Die Arbeiten des spanischen Künstlers Santiago Sierra beispielsweise sind bekannt für die verstörende Radikalität, mit der er Menschen als Material benutzt, ihnen ein Mindestgehalt zahlt für offenkundig bedeutungslose oder erniedrigende Aktionen, beispielsweise wenn er sechs junge Kubaner anheuert, sich eine Linie auf ihren Rücken tätowieren zu lassen (250 cm Line Tattooed on 6 Paid People, 1999). Indem er Ungerechtigkeiten, finanzielle Abhängigkeiten, Machtmissbrauch (meist westlicher) Gesellschaften im Rahmen eines Kunstwerks reproduziert, wiederholt Sierra die Mechanismen, die er verachtet, um sie zu kritisieren. Und macht uns zum Teil des Dilemmas. Der niederländische Künstler Renzo Martens verwendet in seinem Film Enjoy Poverty (2008) eine vergleichbare Strategie, wenn er kongolesische Fotografen davon überzeugt, mitzuverdienen an den schlechten Nachrichten, die ihr Land westlichen Medien liefert. Statt Fotos von Hochzeiten oder anderen Feiern zu machen, fotografieren sie nun den Krieg, oder, konkreter “raped women, corpses, and, let’s add, malnourished children”. Die Argumentation ist kristallklar und rational – und zutiefst verstörend, weil sie direkt auf unsere eigene Hypokrisie zeigt.

Auch die Arbeiten des Berliner Zentrums für Politische Schönheit lassen sich in dieser Reihe sehen: 2012 setzten sie im Rahmen der Berlin Biennale 25.000 Euro Belohnung aus für jede Information, die zu einer Verurteilung eines der Besitzer des Rüstungsunternehmens Krauss-Maffei Wegmann führen würde. Da der Waffenhandel selbst – das tatsächliche moralische Verbrechen – nicht strafbar ist, sollte nach jedwedem anderen justiziablen Vergehen gesucht werden. Die eigentliche Anklage aber waren die Plakate und die Webseite mit den Namen und Gesichtern der Waffenfirma-Eigentümer in Western-Steckbrief-Manier. Ein legitimes Anliegen – aber legitime Mittel?
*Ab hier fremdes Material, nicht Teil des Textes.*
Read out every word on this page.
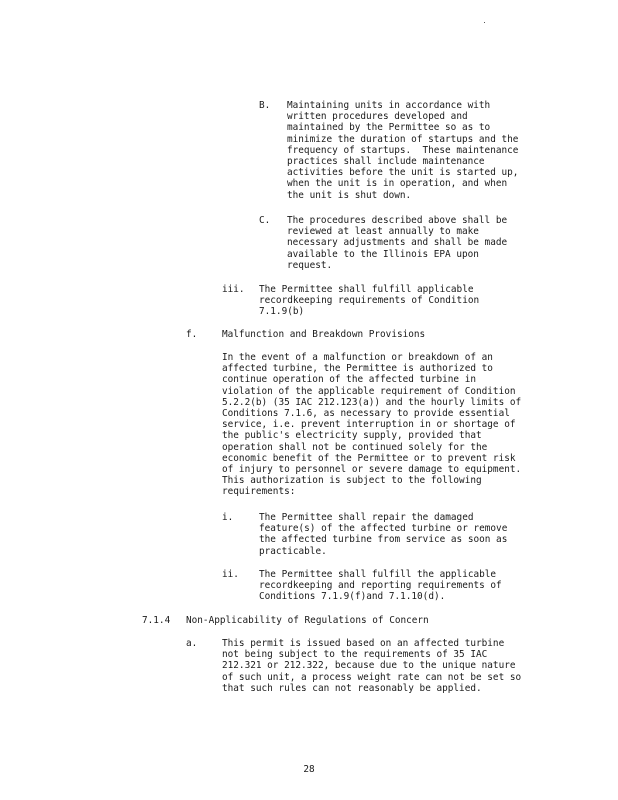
B. Maintaining units in accordance with
written procedures developed and
maintained by the Permittee so as to
minimize the duration of startups and the
frequency of startups.  These maintenance
practices shall include maintenance
activities before the unit is started up,
when the unit is in operation, and when
the unit is shut down.
C. The procedures described above shall be
reviewed at least annually to make
necessary adjustments and shall be made
available to the Illinois EPA upon
request.
iii. The Permittee shall fulfill applicable
recordkeeping requirements of Condition
7.1.9(b)
f.	Malfunction and Breakdown Provisions
In the event of a malfunction or breakdown of an
affected turbine, the Permittee is authorized to
continue operation of the affected turbine in
violation of the applicable requirement of Condition
5.2.2(b) (35 IAC 212.123(a)) and the hourly limits of
Conditions 7.1.6, as necessary to provide essential
service, i.e. prevent interruption in or shortage of
the public's electricity supply, provided that
operation shall not be continued solely for the
economic benefit of the Permittee or to prevent risk
of injury to personnel or severe damage to equipment.
This authorization is subject to the following
requirements:
i.	The Permittee shall repair the damaged
feature(s) of the affected turbine or remove
the affected turbine from service as soon as
practicable.
ii. The Permittee shall fulfill the applicable
recordkeeping and reporting requirements of
Conditions 7.1.9(f)and 7.1.10(d).
7.1.4 Non-Applicability of Regulations of Concern
a.	This permit is issued based on an affected turbine
not being subject to the requirements of 35 IAC
212.321 or 212.322, because due to the unique nature
of such unit, a process weight rate can not be set so
that such rules can not reasonably be applied.
28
Diese künstlerisch produktive Ambivalenz steigerte das ZPS, als sie die Gedenkkreuze für Berliner Mauertote klauten, um sie vermeintlich an die EU-Außengrenze zu bringen – zu den Mauertoten der Gegenwart. Seinen vorläufigen Höhepunkt erreichte das Kriterien-Dilemma als die Künstleraktivisten die Leiche einer syrischen Geflüchteten aus einer Kühlkammer bargen und in Berlin beisetzten – mit all der theatralen Unklarheit des Als-ob.